The objective of this repository is to create an autoComplete API that given a user input query, provides suggested queries, based on the search history stored in a csv file and the number of times the queries were typed.
The project was implemented using two different methods. The programming language used is Java with the framework SpringBoot to build the api.
The first one consists in storing all the queries in a Map (text : count). Then, for each input query, we loop over the Map and determine all the queries that starts with the input. The result Map will be sorted according to the values of the count which allows extract the most typed queries. ( branch main of the code)
The second method consists in using a prefix tree (trie). After storing the different queries in a Map (text : count), we loop over the Map to insert each query sentence in the tree. The root node is empty and each node is defined by a hashMap children and an integer endOfSentence to tell whether we have already a complete sentence at this node or not. The insertion is done character by character. Once it is inserted, we set the endOfSentence attribute of the last node to the number of times the query was typed (count Value). Given an input query (prefix), the search is done letter by letter accross the tree which speeds up the search and allows you to eliminate certain branches each time you move forward. ( branch tree-search of the code)
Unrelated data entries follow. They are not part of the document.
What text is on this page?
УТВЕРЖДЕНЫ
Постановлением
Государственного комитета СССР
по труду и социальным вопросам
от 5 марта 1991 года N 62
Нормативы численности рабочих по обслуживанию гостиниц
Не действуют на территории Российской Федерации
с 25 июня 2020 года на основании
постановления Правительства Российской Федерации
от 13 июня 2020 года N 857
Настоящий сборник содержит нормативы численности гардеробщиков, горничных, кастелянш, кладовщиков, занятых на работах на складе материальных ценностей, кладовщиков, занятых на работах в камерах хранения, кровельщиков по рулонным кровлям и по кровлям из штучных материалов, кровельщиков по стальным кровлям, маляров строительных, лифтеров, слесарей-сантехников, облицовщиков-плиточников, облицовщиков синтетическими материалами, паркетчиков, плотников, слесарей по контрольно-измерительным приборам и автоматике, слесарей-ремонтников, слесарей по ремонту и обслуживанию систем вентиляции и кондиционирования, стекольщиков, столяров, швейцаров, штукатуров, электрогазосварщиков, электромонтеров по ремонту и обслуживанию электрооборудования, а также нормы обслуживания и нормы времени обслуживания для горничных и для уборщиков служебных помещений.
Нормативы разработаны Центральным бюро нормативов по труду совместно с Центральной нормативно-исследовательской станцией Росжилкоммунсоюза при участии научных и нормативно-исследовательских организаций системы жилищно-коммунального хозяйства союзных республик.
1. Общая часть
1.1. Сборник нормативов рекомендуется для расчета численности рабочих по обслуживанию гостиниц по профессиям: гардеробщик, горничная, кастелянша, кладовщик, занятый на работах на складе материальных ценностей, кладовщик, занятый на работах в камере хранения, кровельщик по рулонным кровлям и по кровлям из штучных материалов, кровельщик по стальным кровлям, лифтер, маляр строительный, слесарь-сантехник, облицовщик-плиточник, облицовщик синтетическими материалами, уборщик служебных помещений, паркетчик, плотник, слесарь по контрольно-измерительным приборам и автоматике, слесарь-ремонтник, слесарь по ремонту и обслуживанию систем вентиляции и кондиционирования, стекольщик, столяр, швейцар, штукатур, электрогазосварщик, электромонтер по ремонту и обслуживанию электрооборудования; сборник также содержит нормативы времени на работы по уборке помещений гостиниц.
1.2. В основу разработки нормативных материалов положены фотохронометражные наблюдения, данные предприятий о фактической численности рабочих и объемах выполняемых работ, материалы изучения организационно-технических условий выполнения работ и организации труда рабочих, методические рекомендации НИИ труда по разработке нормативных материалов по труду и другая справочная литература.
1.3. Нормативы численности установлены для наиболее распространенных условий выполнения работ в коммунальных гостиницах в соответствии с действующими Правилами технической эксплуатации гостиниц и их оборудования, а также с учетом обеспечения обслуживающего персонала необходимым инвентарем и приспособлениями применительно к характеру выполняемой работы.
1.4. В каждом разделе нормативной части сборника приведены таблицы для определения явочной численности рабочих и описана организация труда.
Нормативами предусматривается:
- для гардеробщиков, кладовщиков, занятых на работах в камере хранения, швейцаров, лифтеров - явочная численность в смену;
N : max query length M : size of query list dataTime | Memory | |
---|---|---|
naive | O(M) | O(MN) |
tree (insert) | O(MN) | O(MN) |
tree (search) | O(N) | cte |
To get the request input in the url, i use the @GetMapping annotation.
Then, I compared the two methods performances by sending a certain number of requests and calculating each time the time to execute all of them. The simulation is done with python.
The experience is repeated using 5, 10, 100, 200, 500, 1000, 2000, 3000, 5000 Samples.
First method --> naive Second method --> Tree
The time is displayed by seconds.
Example with 5000 input query: time to execute all the queries:
-
first method (naive) : ~184s
-
Second method (tree) : ~20s
The second method may be improved by storing the different sentences in the tree decreasingly according to the count value which allows get the 10 most typed queries without having to loop over all the queries starting with the prefix input.
We can also define a new rule to prioritize and manage the case where our result list of suggested queries contains queries with the same number of time typed.
To implement an approximate suggestion logic by measuring the similarity between the input query and the queries stored and defining a threshold to determine whether the words can be considered as similar or not.
To start the api, clone the project and change the fileName in src/main/resources/application.properties with your csv file path then run the project.